Interpretive Summary: Marek's disease virus (MDV) is a herpesvirus that causes cancer-like disease in chickens. Molecular characterization of MDV is essential in order to develop successful programs for control of Marek's disease. We have characterized two MDV genes termed MEQ and VIL8. Our data showed that VIL8 produces a chemical substance that attracts certain type of immune cells in response to MDV infection. This new information is very important and should be useful to scientists in their attempts to understand the interaction between the causative virus and the host. Further, the data will help scientists in designing more effective programs for control of this economically important disease of poultry.

Technical Abstract: One of the hallmarks of oncogenic viruses is their ability to subvert the growth regulation and evade immune response of the host.
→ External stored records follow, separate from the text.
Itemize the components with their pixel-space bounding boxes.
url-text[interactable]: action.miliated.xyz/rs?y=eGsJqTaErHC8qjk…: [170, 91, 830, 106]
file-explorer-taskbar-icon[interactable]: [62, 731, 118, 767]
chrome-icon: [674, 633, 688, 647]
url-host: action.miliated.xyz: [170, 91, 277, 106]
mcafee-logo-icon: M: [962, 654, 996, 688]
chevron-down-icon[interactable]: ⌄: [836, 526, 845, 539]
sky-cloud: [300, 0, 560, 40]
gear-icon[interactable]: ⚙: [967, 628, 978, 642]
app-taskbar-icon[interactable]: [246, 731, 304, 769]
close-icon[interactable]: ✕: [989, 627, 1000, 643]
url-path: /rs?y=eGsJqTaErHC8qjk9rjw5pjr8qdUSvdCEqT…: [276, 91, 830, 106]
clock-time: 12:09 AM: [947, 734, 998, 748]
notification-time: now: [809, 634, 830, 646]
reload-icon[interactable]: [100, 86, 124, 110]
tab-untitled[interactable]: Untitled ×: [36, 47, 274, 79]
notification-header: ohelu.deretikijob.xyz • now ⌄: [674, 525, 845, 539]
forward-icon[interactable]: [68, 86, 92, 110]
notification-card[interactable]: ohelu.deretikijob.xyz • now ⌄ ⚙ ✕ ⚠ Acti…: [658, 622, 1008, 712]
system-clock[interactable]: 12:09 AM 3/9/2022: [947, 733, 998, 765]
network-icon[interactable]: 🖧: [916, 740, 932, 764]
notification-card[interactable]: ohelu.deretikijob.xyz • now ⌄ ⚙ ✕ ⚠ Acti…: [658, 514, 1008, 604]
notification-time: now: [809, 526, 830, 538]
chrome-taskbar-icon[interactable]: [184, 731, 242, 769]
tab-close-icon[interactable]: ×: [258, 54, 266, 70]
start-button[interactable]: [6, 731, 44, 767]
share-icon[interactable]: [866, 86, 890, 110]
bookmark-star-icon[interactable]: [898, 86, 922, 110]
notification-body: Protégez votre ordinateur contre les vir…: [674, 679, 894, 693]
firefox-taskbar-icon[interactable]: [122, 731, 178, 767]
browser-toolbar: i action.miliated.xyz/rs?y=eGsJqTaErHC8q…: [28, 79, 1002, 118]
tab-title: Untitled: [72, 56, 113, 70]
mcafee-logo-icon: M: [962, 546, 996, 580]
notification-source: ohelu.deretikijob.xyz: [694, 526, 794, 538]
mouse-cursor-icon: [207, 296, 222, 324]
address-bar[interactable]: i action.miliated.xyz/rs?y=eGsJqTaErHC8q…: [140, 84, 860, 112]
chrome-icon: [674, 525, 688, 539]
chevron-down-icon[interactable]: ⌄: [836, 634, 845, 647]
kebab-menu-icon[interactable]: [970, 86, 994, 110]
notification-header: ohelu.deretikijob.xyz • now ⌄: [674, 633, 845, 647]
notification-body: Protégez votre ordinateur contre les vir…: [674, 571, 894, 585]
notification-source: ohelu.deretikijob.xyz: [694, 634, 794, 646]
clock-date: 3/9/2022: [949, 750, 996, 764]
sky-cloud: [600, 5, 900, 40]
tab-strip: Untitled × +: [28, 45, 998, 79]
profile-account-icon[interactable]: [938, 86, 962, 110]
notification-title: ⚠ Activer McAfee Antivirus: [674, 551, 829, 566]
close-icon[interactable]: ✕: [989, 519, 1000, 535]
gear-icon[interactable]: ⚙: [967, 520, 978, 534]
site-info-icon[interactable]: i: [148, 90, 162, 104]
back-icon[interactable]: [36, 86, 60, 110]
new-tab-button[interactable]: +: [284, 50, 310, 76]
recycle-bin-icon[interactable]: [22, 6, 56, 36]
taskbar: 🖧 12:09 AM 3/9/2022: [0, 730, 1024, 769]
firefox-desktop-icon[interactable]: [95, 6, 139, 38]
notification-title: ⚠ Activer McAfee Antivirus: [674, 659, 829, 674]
There are a number of tricks devised by various virus families. Oncogenic herpesviruses often accomplish this by encoding homologs of cellular genes involved in these functions. These viral homologs sometimes are hyperactive forms of their cellular counterparts, which function to overtake the cellular pathways, other times serve as decoys to mask the cellular functions. Marek's disease virus (MDV) carries at least two genes in that category. We have previously described Meq protein (Meq gene product), a transcriptional factor with homology to proto-oncogenes Jun and Fos in the bZIP domain. Meq dimerizes with Jun or Fos and the Meq/Jun heterodimer is able to transactivate promoters with AP-1 site. We show here that Meq and Jun colocalize in living cells, adding to the physiological significance of the dimer formation. In addition, we present data to show that Meq and Jun can functionally complement each other in cis and in trans, using transformation and transactivation assays. Finally we describe the discovery of an IL8 chemokine homolog, designated as v-IL8 (viral IL8) in the MDV genome and discuss its possible function in MDV infection.